DC dielectrophoretic particle-particle interactions and their relative motions.

When particles in an electrolyte subjected to an external electric field get close to each other, the presence of particles could alter the local electric field and consequently induce mutual dielectrophoretic (DEP) forces on each other. In this paper, a transient, two-dimensional (2D) multiphysics model taking into account the particle-fluid-electric field interactions under a thin electrical double layer (EDL) assumption is performed to investigate the effects of the imposed electric field, the initial particle's orientation and distance on the DEP particle-particle interaction between a pair of micro-sized particles and their relative motions.
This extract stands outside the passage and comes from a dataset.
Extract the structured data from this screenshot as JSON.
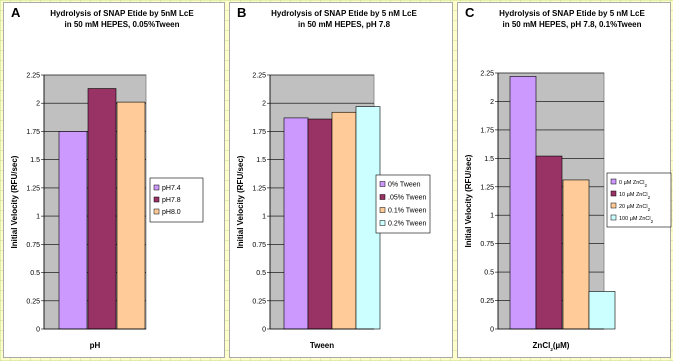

Prior to the study of the DEP particle-particle interaction, the magnitude comparison between the DEP particle-particle interaction and the Brownian motion is analyzed. When the DEP particle-particle interaction dominates the random Brownian motion, it is expected to observe the particle chaining along the direction of the imposed electric field, independent of the initial particle orientation. The numerical predictions are in qualitative agreement with the experimental observations available from the literature. During the attraction motion of particles, their velocities tend to dramatically decrease due to the rapid increase in the repulsive hydrodynamic pressure force when the particle distance decreases to a certain value. One exclusive exception of the particle chaining occurs when the initial connecting line of the particles is perpendicular to the imposed electric field, which is extremely unstable owing to the inevitable Brownian motion.